AQUILES VENGA A PATROCLO

Patroclo le pidió a Aquiles que le prestase la armadura y el mando de sus guerreros mirmidones.

—Con su ayuda —alegó—, podré alejar a los troyanos antes de que quemen la flota y aniquilen a nuestros amigos supervivientes.

Aquiles lo consintió, pero le hizo prometer a Patroclo que una vez que el campamento estuviera limpio de enemigos, no intentaría ganarse más gloria persiguiéndoles y atacando la misma Troya.

El gran Ayax ya no podía defender su nave, porque Héctor había recortado la punta de la pica y la había dejado sólo en el palo. Bajó de un salto y se unió a sus camaradas, que aguantaban la línea de tiendas más cercana. Esto permitió a los troyanos quemar las naves.
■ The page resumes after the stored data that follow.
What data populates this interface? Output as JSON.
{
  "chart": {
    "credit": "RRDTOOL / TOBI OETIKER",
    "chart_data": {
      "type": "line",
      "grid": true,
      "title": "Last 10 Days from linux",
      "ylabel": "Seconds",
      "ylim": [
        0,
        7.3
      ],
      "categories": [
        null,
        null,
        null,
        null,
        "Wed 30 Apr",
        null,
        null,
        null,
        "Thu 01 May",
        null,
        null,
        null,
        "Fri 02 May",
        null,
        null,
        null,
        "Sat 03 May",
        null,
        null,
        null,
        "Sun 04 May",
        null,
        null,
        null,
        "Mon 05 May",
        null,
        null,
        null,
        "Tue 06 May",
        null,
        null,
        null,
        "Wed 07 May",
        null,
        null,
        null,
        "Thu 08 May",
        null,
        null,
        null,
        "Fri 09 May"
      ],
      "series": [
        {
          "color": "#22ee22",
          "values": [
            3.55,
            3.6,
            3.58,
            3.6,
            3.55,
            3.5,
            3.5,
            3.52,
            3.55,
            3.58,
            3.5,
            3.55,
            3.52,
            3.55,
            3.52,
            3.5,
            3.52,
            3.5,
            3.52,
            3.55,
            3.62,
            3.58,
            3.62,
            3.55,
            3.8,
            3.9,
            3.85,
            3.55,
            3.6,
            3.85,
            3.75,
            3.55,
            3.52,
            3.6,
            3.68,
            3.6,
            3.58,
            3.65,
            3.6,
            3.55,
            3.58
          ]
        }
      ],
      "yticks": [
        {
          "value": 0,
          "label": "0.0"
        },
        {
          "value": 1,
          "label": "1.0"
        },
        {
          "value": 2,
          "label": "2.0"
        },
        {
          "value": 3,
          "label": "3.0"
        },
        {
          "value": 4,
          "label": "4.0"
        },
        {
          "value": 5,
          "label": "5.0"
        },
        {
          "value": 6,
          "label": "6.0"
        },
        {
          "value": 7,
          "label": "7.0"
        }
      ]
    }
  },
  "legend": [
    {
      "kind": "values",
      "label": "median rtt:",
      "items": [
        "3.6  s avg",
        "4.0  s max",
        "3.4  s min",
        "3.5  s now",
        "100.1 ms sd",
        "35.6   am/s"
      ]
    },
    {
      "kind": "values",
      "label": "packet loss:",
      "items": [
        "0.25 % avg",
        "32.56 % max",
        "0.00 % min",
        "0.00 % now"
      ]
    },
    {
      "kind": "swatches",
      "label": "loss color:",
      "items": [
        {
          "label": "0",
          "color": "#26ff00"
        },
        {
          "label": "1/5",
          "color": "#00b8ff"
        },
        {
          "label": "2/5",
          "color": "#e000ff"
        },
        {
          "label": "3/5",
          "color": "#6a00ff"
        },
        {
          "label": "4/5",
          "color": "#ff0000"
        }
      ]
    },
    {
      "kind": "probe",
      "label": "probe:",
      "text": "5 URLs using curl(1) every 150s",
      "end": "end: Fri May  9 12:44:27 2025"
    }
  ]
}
Cuando Aquiles vio una fina columna de humo que subía hacia el cielo, prestó a Patroclo sus magníficas armas y la armadura, hizo formar a los mirmidones y les envió hacia allí para salvar la flota. Su carga fue irresistible. Al confundir a Patroclo con Aquiles, los troyanos volvieron a ser expulsados y sufrieron una gran pérdida.

Zeus todopoderoso, mirando desde el monte Ida, en un principio no podía decidir si Patroclo tenía que ser inmediatamente destruido por Héctor y despojado de la armadura de Aquiles o si tenía que ser premiado con nuevas victorias. Al final, Zeus le dejó seguir durante otra media hora. Patroclo olvidó la promesa que le había hecho a Aquiles mientras estaba persiguiendo troyanos fugitivos por la llanura. Una compañía de mirmidones estaba lista para trepar por las murallas de Troya, la parte débil construida por Éaco, cuando Apolo apareció en la ciudadela y les puso delante su terrible escudo. Ellos se retiraron espantados.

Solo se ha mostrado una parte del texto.